Они отправились на кухню. Малянов сел на свой стул, а Вечеровский принялся колдовать с кофейным оборудованием.
— Я сделаю по-венски, — сказал он не оборачиваясь.
— Валяй, — отозвался Малянов. — Сливки есть?
Вечеровский не ответил. Малянов смотрел, как под тонкой кремовой тканью энергично работают его торчащие лопатки.
— У тебя следователь был? — спросил он.
Лопатки на мгновение застыли, затем над сутулым плечом медленно возникло, поворачиваясь, длинное веснушчатое лицо с вислым носом и рыжими бровями, высоко задранными над верхним краем могучей роговой оправы очков.
— Прости... Как ты сказал?
— Я сказал: следователь у тебя был сегодня или нет?
— Почему именно следователь? — осведомился Вечеровский.
— Потому что Снеговой застрелился, — сказал Малянов. — Ко мне уже приходили.
— Кто такой Снеговой?
— Ну, этот дядька, который напротив меня живет. Ракетчик.
— А...
Вечеровский отвернулся и снова задвигал лопатками.
— А ты разве его не знал? — спросил Малянов. — По-моему, я вас знакомил.
— Нет, — сказал Вечеровский. — Насколько я помню — нет.
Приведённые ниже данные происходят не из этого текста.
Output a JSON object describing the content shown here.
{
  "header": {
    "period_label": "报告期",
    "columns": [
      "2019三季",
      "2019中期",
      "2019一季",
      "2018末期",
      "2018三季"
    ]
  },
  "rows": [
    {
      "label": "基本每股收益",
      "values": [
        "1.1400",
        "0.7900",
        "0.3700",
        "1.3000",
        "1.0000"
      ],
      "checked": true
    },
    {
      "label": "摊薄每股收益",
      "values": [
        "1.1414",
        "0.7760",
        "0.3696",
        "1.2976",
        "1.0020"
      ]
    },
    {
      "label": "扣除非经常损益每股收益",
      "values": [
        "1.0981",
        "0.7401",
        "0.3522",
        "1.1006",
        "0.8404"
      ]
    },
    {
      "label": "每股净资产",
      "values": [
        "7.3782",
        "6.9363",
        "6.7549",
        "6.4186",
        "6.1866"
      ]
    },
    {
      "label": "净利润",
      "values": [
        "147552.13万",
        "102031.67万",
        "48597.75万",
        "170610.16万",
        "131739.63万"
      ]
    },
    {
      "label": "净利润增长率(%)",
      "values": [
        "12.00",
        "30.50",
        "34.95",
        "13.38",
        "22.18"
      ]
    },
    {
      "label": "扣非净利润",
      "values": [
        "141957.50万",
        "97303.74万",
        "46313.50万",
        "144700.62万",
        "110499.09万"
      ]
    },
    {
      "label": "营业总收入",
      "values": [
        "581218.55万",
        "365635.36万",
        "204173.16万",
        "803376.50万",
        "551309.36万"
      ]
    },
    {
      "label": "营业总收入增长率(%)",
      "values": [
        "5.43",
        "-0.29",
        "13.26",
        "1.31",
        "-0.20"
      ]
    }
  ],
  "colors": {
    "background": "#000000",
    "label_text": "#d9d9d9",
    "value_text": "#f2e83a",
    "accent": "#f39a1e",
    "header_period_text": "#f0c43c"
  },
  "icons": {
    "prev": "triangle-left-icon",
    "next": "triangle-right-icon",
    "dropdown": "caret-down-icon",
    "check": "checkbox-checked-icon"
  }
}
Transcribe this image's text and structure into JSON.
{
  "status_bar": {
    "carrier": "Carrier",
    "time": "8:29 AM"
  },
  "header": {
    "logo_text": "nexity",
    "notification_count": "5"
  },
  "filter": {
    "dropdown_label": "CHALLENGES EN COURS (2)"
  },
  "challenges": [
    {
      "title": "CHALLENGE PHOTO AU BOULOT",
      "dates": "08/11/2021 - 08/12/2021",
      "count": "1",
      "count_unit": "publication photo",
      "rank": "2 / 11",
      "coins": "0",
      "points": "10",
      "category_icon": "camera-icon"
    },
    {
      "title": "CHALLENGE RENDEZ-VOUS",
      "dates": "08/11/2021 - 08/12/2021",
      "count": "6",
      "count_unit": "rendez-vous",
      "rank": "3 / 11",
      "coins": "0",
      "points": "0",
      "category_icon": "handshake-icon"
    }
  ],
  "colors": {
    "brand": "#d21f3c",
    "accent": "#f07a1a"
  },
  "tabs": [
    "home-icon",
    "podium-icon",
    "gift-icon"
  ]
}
По всей кухне прекрасно запахло кофе. Малянов уселся поудобнее. Рассказать или не стоит? В этой сверкающей ароматной кухне, где было так прохладно, несмотря на ослепительное солнце, где все всегда стояло на своих местах и все было самого высшего качества — на мировом уровне или несколько выше, — здесь все события прошедших суток казались особенно нелепыми, дикими, неправдоподобными... нечистоплотными какими-то.
— Ты анекдот о двух петухах знаешь? — спросил Малянов.
— О двух петухах? Я знаю анекдот о трех петухах. Совершенно бездарный. От сохи.
— Да нет. О двух! — сказал Малянов. — Не знаешь?
И он рассказал анекдот о двух петухах. Вечеровский не отреагировал никак. Можно было подумать, что ему не анекдот рассказали, а предложили серьезную задачу, — такой у него был вид, сосредоточенный и задумчивый, когда он ставил перед Маляновым чашечку кофе, полную сливочницу и розетку с вареньем. Потом он налил чашечку себе, сел напротив, держа ее на весу, обмакнул в нее губы и проговорил наконец:
— Превосходно. Это я не о твоем анекдоте. Это я о кофе.
— Догадываюсь, — уныло сказал Малянов.
Некоторое время они молча наслаждались кофе по-венски. Потом Вечеровский сказал:
— Вчера я немного подумал над твоей задачей... Ты не пробовал применить функции Гартвига?
— Знаю, знаю, — сказал Малянов. — Сам допер.
— Получилось?
Малянов отодвинул от себя пустую чашку.
— Слушай, Фил, — сказал он. — Какие тут, к чертовой матери, функции Гартвига? У меня голова винтом, а ты...»
9. «...помолчал минуту, поглаживая двумя пальцами гладко выбритую скулу, а затем продекламировал:
— Глянуть смерти в лицо сами мы не могли, нам глаза завязали и к ней привели... — И добавил: — Бедняга.
Непонятно было, кого он имеет в виду.